Виктория принялась ощупывать потолок.
– Где-то должна быть крышка.
Ричард присоединился к ней, и не прошло и получаса, как он наткнулся на нечто круглое.
– Все сгнило, здесь должна была протекать вода.
Вдвоем они отодрали распадающееся дерево, внутрь потекла струя песка. Спустя какое-то время разгребания интенсивность струи уменьшилась, открылась щель, внутрь проникли луч утреннего света и запах мокрой соломы. Они просунулись сквозь зазор наружу. Запыленные и грязные от рытья, они уселись и огляделись в пустыне.
– Иродион находится за этим холмом, – махнула Виктория по направлению на запад.
– Кто те люди, которые нас преследовали?
– Они следят за мной годами, чего-то ждут, думаю, это уже скоро настанет. Иногда меня охватывает тоска, в другой раз я им смеюсь. Они не должны понять, что мы задумали.
– Даже я этого не знаю, но это, наверное, и хорошо, – сказал скорее для себя Ричард.
Виктория посмотрела на него с презрением, взглянула на восходящее солнце и поднялась.
– Пойдемте, завтра нас ждет новая дорога. – Она энергично пнула остатки люка, которые развалились на мелкие кусочки и разлетелись.
– Неплохо, – похвалил ее Ричард.
– Хвалите тяжелую ночь или мой блестящий удар? Сегодня люди ограничивают отношение одного к другому лишь рациональным обменом и не могут «прожевать» друг друга эмоционально. Мы пережили многое вместе, а вы сказали лишь «неплохо». Ваша душа, возможно, пробуждается, но она по-прежнему не может оттолкнуться от земли. Женский мир иной, не такой как ваш.
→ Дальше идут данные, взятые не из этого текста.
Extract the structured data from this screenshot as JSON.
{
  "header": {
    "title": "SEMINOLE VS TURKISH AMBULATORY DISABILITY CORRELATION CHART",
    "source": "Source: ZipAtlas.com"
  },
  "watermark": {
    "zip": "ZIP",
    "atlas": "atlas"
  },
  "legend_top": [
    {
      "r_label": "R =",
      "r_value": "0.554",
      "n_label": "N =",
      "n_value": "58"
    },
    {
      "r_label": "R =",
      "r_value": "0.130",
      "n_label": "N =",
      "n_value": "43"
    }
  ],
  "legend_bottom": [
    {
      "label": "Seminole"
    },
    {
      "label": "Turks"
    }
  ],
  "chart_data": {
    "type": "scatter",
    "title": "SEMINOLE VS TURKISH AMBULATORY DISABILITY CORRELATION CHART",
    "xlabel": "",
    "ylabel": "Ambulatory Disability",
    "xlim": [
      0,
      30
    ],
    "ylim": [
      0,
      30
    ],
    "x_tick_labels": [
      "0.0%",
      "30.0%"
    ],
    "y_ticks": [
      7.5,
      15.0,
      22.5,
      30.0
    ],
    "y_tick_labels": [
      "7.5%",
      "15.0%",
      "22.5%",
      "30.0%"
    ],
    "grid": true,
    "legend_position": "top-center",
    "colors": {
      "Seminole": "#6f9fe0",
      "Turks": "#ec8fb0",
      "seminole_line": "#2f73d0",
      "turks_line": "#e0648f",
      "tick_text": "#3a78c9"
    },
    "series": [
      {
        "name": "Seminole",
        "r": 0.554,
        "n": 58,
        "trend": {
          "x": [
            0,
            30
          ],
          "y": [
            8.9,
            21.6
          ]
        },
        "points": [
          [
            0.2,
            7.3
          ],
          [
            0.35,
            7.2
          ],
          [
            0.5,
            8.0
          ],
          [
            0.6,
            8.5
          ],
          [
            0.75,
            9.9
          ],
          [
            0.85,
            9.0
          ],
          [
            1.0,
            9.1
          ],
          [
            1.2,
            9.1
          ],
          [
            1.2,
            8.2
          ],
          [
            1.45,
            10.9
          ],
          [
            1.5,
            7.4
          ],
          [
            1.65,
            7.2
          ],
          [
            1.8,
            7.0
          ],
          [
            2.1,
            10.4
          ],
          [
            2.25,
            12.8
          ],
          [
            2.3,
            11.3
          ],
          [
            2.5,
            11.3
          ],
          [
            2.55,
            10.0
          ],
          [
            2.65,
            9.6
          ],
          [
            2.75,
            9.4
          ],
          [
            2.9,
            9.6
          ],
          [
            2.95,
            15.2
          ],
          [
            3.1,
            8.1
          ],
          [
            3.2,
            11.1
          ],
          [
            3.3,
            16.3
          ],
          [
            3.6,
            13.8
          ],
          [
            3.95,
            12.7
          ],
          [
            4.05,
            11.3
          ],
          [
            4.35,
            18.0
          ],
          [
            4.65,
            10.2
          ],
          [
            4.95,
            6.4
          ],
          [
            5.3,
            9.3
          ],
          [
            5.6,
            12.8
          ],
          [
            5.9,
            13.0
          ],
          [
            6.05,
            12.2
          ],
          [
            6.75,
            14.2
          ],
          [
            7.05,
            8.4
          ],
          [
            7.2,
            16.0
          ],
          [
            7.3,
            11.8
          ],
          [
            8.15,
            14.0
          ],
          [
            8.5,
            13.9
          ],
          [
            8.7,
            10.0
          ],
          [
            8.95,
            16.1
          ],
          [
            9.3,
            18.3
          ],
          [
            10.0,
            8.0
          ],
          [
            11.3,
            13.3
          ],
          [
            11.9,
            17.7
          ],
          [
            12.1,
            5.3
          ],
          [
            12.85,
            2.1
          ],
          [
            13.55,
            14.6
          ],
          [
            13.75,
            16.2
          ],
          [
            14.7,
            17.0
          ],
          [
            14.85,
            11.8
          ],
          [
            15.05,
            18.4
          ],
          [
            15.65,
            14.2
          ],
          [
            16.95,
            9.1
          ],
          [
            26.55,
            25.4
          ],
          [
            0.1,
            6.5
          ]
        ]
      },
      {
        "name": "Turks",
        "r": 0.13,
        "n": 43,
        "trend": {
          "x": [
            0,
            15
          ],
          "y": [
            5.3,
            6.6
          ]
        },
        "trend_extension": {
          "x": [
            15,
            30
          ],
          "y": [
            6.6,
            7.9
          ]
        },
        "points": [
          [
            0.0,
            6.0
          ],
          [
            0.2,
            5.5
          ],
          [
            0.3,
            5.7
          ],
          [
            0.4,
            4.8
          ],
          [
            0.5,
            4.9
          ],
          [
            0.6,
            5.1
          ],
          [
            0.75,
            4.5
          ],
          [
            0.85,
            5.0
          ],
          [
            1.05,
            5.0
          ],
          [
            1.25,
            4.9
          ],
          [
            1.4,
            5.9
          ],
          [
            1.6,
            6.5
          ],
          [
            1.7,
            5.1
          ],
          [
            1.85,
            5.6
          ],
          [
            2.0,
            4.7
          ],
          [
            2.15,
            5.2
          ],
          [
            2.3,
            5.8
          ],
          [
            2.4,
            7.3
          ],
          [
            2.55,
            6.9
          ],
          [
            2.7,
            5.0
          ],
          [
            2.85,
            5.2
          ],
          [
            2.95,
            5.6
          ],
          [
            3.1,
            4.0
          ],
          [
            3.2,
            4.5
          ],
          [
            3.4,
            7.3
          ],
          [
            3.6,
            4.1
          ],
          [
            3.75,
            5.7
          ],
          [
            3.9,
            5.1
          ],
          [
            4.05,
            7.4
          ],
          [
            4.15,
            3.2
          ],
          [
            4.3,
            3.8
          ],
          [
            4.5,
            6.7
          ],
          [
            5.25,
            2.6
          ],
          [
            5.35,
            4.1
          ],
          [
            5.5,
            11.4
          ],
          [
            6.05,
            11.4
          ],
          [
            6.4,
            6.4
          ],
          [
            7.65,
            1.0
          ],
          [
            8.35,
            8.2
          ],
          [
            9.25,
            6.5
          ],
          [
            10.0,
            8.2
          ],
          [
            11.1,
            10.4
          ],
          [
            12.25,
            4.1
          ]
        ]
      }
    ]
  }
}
– Почему я должен его понимать? У меня с ним плохой опыт. Когда-то, пятилетним мальчиком, я нарисовал маму, чтобы ее порадовать, она взглянула на рисунок и, как и полагается взрослому человеку, сначала похвалила меня.
– Ты молодец. Кто это?
– Естественно, ты! – сказал я с укоризной.
– А почему у меня красные волосы, такие маленькие глаза и короткие ноги?
– Это ведь желтый, как огненное солнце, маленькие глазки, когда у тебя много работы, а короткие ножки, потому что бегаешь туда-сюда, как собачка.
– Хм, красиво рисуешь. – Она погладила меня и ушла в кухню.
***
Мне сразу стало грустно, моя детская душа ожидала спонтанной радости, а вместо нее пришло разочарование. С тех пор я возненавидел рисование, и чем больше меня заставляли, тем больше росло мое отвращение. Я приписывал рисованию вину за то, что мама меня не любит.
Для моей мамы это был маленький, будничный эпизод, но для меня это стало жизненным опытом. «Не понимаю, почему ты не рисуешь, ведь у тебя так хорошо получалось», часто спрашивала меня она, когда я требовал ее внимания. Однако я уже тогда знал, что она лицемерит, и я ее не интересую. Я перестал ей верить. Скрывал настоящие эмоции и демонстрировал лишь те чувства, за которые она меня хвалила. Настолько мне нужны были ее расположение и любовь.
– Детские обиды тяжелые, они находятся внутри человека, и часто возникает непонимание. Я тоже уже долго ношу в себе одну и не могу от нее избавиться. Вы ее простили?
– Иногда навещаю ее, она кажется мне одинокой, виню себя, что уделяю ей мало внимания, но у меня не получается. Кстати, она больше любит моего младшего, более талантливого брата. Сначала все бегали вокруг меня, но когда родился он, стали заниматься им. Я остался в его тени, от меня ничего не ждали. – Голос Ричарда стал сдавленным.
– Получается, вы не простили, более того, в вас осталось чувство обиды, а возможно, и зависти!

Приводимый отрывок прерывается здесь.